LAUSR

Pediatric-onset multiple sclerosis (POMS) is defined by a first multiple sclerosis (MS) attack occurring before 18 years old and is diagnosed by demonstration of dissemination in time (DIT) and space (DIS). Although guidelines evolved over the years, they always recognized the importance of magnetic resonance imaging (MRI) for diagnosis. The 2017 McDonald criteria are increasingly used and have been validated in several cohorts. The use of MRI is the most important tool for the early diagnosis, monitoring, and assessment of treatment response of MS and standard protocols include precontrast and postcontrast T1, T2, fluid attenuation inversion recovery (FLAIR) and diffusion sequences. A distinctive MS lesion compromises white matter and it is well-demarcated and confluent, showing demyelination, inflammation, gliosis, and relative axonal preservation. Considering the growing recognition of pediatric MS as a differential diagnosis for children presenting with a clinical central nervous system event, we present a POMS lesions guide (periventricular, juxtacortical, infratentorial, spinal cord, cortical, tumefactive, black hole, contrast-enhanced).
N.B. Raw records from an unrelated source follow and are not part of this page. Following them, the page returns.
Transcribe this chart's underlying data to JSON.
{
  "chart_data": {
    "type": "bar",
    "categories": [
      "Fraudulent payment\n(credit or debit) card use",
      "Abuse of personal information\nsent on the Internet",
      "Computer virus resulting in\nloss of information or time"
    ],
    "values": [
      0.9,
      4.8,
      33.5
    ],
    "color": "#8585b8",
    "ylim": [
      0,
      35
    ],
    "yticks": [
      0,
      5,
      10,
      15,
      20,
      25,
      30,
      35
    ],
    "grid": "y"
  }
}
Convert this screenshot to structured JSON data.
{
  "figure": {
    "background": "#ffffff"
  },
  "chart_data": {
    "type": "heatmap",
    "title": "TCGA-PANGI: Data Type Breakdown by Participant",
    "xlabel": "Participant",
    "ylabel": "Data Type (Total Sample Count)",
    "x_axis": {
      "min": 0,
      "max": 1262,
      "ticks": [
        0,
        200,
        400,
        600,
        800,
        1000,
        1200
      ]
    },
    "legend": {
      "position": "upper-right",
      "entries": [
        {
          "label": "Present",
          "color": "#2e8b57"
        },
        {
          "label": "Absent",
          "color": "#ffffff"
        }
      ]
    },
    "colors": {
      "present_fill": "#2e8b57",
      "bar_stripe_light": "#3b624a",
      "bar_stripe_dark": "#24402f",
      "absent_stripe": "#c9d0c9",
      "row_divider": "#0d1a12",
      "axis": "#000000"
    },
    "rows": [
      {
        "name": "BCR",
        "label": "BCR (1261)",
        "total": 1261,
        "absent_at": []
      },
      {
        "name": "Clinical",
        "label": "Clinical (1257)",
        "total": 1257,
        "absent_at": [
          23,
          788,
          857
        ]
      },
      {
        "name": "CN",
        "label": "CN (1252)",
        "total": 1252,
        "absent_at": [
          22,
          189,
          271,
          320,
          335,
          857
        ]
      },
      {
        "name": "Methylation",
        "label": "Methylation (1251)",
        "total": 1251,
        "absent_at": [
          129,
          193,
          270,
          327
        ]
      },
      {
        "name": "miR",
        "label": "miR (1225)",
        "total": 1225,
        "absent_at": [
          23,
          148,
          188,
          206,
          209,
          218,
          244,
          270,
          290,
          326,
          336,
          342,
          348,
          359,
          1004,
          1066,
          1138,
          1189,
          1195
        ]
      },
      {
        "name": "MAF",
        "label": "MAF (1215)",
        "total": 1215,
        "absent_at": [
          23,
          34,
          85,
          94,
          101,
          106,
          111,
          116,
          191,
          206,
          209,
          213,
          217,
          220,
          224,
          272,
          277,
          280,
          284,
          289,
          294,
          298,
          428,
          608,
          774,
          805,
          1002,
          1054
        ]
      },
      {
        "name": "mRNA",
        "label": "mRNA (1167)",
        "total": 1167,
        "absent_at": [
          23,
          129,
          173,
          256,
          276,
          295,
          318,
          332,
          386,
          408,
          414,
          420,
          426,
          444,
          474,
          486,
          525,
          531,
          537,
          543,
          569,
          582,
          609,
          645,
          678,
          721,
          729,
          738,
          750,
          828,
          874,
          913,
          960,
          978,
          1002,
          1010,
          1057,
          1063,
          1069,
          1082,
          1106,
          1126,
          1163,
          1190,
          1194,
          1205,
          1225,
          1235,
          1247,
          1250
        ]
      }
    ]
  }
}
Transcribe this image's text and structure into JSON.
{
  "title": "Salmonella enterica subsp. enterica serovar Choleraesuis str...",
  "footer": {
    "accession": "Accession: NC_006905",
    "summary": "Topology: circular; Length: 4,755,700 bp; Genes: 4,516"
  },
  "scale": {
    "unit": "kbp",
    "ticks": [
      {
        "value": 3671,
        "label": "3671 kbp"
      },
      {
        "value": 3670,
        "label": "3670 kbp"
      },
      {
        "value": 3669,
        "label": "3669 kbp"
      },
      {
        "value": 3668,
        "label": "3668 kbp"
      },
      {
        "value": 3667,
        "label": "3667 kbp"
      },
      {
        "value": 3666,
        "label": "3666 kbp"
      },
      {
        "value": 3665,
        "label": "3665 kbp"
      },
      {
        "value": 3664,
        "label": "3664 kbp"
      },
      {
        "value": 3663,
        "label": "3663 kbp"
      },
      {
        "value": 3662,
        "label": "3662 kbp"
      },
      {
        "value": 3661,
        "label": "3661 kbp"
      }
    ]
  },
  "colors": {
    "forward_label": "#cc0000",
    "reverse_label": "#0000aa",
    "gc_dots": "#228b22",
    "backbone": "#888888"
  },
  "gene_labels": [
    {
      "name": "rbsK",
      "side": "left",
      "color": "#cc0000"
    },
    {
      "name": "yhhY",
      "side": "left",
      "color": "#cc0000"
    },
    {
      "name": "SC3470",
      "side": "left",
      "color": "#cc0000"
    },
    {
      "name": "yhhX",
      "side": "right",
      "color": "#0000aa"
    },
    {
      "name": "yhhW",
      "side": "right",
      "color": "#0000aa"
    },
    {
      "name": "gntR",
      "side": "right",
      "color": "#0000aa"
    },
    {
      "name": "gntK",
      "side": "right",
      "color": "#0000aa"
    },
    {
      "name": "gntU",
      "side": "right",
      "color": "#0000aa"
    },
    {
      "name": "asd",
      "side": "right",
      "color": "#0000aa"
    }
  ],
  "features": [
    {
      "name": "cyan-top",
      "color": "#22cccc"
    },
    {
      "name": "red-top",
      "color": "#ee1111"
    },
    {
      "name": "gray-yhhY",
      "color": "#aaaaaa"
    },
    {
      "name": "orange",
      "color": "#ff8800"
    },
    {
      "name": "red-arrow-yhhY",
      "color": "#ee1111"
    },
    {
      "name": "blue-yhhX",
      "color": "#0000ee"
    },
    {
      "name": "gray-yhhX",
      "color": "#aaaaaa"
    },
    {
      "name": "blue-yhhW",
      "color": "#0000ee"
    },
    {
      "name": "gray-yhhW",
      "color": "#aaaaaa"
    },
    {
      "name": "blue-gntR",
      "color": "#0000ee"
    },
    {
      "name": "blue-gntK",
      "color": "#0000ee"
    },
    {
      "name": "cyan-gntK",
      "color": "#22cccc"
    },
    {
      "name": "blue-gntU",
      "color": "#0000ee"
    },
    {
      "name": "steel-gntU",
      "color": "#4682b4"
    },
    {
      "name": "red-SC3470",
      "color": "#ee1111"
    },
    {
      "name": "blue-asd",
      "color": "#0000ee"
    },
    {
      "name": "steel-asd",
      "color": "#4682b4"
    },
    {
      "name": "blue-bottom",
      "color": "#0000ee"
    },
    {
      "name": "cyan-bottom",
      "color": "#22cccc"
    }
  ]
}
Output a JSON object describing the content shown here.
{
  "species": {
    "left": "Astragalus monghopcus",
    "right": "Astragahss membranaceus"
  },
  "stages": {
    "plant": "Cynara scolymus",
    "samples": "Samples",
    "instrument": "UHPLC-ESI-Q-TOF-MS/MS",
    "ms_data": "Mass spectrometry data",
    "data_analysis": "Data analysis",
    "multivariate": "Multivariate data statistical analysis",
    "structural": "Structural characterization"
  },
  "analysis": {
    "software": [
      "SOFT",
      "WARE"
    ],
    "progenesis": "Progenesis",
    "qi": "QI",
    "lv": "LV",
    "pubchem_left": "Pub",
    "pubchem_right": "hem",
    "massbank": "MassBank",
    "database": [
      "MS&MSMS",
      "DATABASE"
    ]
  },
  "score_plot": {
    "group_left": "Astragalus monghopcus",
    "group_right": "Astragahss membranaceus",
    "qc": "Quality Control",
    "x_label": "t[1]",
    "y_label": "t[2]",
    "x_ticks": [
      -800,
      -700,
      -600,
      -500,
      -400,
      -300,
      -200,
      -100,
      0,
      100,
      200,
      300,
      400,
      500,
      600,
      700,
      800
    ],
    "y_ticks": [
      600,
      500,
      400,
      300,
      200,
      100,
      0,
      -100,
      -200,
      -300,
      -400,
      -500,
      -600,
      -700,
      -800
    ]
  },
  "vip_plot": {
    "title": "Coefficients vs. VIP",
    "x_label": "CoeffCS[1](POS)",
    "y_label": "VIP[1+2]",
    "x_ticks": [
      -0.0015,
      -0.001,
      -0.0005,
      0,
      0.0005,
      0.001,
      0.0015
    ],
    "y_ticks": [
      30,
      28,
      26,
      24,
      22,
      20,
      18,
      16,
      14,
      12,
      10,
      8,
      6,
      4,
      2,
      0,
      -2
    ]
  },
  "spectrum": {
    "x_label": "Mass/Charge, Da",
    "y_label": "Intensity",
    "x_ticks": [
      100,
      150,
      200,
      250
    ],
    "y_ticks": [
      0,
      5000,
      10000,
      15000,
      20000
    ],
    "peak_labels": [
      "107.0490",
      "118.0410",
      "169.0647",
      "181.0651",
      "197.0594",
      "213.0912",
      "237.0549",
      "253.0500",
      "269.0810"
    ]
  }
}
Owing to its rareness, POMS is a diagnosis by exclusion and MRI plays a fundamental role in distinguishing POMS from other demyelinating and non-demyelinating conditions. Three main groups of disorders can mimic POMS: inflammatory, metabolic and tumoral; however, imaging patterns earlier described lower the possibilities of alternative diagnoses and strongly suggest POMS when likely.